Feature Engineering: Explore additional feature engineering techniques to enhance the performance of the classifiers. This may include text preprocessing, feature selection, or creating new features based on domain knowledge.

Hyperparameter Tuning: Experiment with different hyperparameter settings for each variant of Naive Bayes to identify optimal configurations. Grid search or random search techniques can be employed to search the hyperparameter space efficiently.

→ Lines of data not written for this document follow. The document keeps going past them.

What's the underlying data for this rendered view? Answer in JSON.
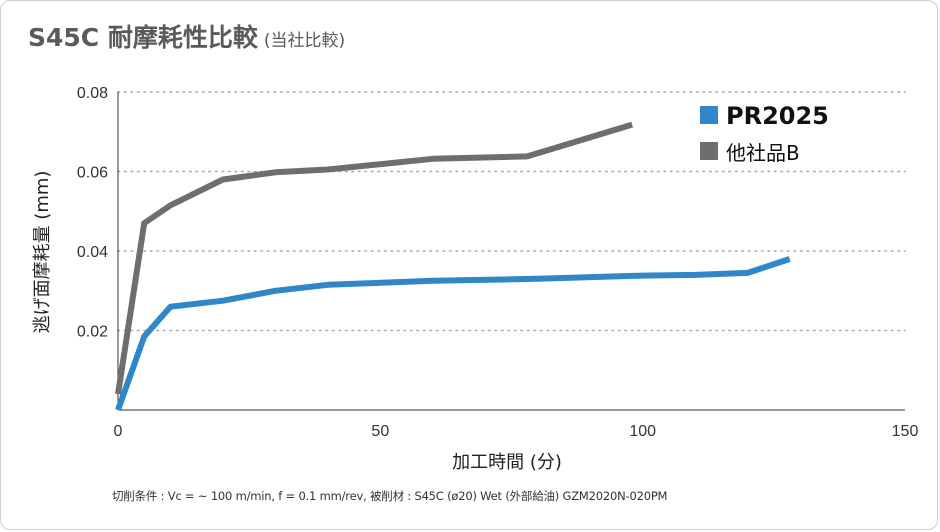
{
  "title": {
    "main": "S45C 耐摩耗性比較",
    "sub": "(当社比較)"
  },
  "footer": "切削条件 : Vc = ~ 100 m/min, f = 0.1 mm/rev, 被削材 : S45C (ø20)  Wet (外部給油)  GZM2020N-020PM",
  "chart_data": {
    "type": "line",
    "xlabel": "加工時間 (分)",
    "ylabel": "逃げ面摩耗量 (mm)",
    "xlim": [
      0,
      150
    ],
    "ylim": [
      0,
      0.08
    ],
    "xticks": [
      "0",
      "50",
      "100",
      "150"
    ],
    "yticks": [
      "0.02",
      "0.04",
      "0.06",
      "0.08"
    ],
    "grid": "horizontal dotted",
    "legend_position": "top-right",
    "series": [
      {
        "name": "PR2025",
        "color": "#2f86c8",
        "x": [
          0,
          5,
          10,
          20,
          30,
          40,
          60,
          80,
          100,
          110,
          120,
          128
        ],
        "y": [
          0,
          0.0185,
          0.026,
          0.0275,
          0.03,
          0.0315,
          0.0325,
          0.033,
          0.0338,
          0.034,
          0.0345,
          0.038
        ]
      },
      {
        "name": "他社品B",
        "color": "#6e6e6e",
        "x": [
          0,
          5,
          10,
          20,
          30,
          40,
          60,
          78,
          98
        ],
        "y": [
          0.004,
          0.047,
          0.0515,
          0.058,
          0.0598,
          0.0605,
          0.0632,
          0.0638,
          0.0718
        ]
      }
    ]
  }
}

Ensemble Methods: Investigate ensemble methods, such as bagging or boosting, to combine the predictions of multiple Naive Bayes classifiers or incorporate other classifiers to potentially improve performance.

Evaluate Other Algorithms: Compare the performance of Naive Bayes with other machine learning algorithms, such as decision trees, random forests, support vector machines, or neural networks, to determine if alternative models can provide better results.

Cross-Dataset Evaluation: Evaluate the performance of the classifiers on different datasets to assess their generalizability and robustness. It is important to test the classifiers on diverse datasets to ensure their effectiveness across different domains.

Error Analysis: Perform an in-depth analysis of the misclassified instances to gain insights into the specific patterns or characteristics that are challenging for the classifiers. This analysis can guide further improvements and provide valuable information for future research.